Ultimately, we plan to utilize the interactive features of the Shiny application to present these plots in a user-friendly manner.
Variables of focus
Variable | Description |
---|---|
event_type | Type of event - accident, incident or occurrence |
event_date | Date time of when the event has occurred |
city | The city or place location closest to the site of the event |
state | The state in which the site of the event is present |
highest_injury_level | Indicate the highest level of injury among all injuries sustained as a result of the event |
fatal_injury_count | The total number of fatal injuries from an event |
serious_injury_count | The total number of serious injuries from an event |
minor_injury_count | The total number of minor injuries from an event |
probable_cause | The probable cause for the aircraft crash as per the NTSB report |
latitude | Latitude for the event site in degrees and decimal degrees. |
longitude | Longitude for the event site in degrees and decimal degrees. |
weather_condition | The basic weather conditions at the time of the event |
Implementation
Weekly Plan
Week | Weekly Tasks | Persons in Charge | Backup |
---|---|---|---|
until November 8th | Explore and finalize the data set and the problem statements | Everyone | Everyone |
- | Complete the proposal and assign some high-level tasks | Everyone | Everyone |
November 9th to 15th | Getting to know about Shiny application | Antonio | Bharath |
- | Data cleaning and Data pre-processing | Thanoosha | Eshaan |
- | Question specific exploration and data categorization | Thanoosha, Bharath | Antonio, Eshaan |
November 16th to 22nd | Generating plots for Heat-Map and Time-Series | Antonio, Bharath | Eshaan |
- | Generating plots for Radial bar Plot and Bar Plot | Eshaan, Antonio | Thanoosha |
- | Generating plots for Stacked Area Chart and Radar Plot | Thanoosha | Bharath |
- | Exploring on how to integrate our specific visualizations and shiny | Eshaan | Antonio |
November 23rd to 29th | Generating remaining parts of the plots for all the plots | Everyone | Everyone |
- | Improving the generated plots | Bharath | Thanoosha |
- | Start integrating shiny and our visualizations | Eshaan | Antonio |
November 30th to December 6th | Refining the code for code review with comments | Everyone | Everyone |
- | Continue with the integration of shiny and our plots | Bharath | Thanoosha |
December 7th to 13th | Complete the shiny application with multiple user functionality | Antonio | Eshaan |
- | Review the generated plots and shiny integration | Thanoosha | Bharath |
- | Write-up and presentation for the project | Everyone | Everyone |
Repo Organization
The following are the folders involved in the Project repository.
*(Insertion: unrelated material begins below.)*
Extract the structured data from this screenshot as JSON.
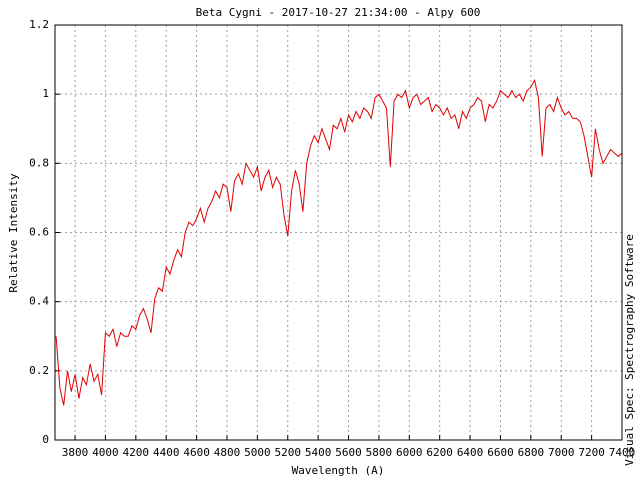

‘data/’: Used for storing any necessary data files for the project, such as input files.
‘images/’: Used for storing image files used in the project.
‘presentation_files/’: Folder for having presentation related files.
‘_extra/’: Used to brainstorm our analysis which won’t impact our project workflow.
‘_freeze/’: This folder is used to store the generated files during the build process. These files represent the frozen state of the website at a specific point in time.
‘_site/’: Folder used to store the generated static website files after the site generator processes the quarto document.
‘.github/’: Folder for storing github templates and workflow.
We will be creating few folders inside images/
folder for storing question specific images and presentation related images which are generated through out the plot. We will be creating images/Q1
, images/Q2
and images/Presentation
for those respective files.
These are the planned approaches, and we intend to explore and solve the problem statement which we came up with. Parts of our approach might change in the final implementation.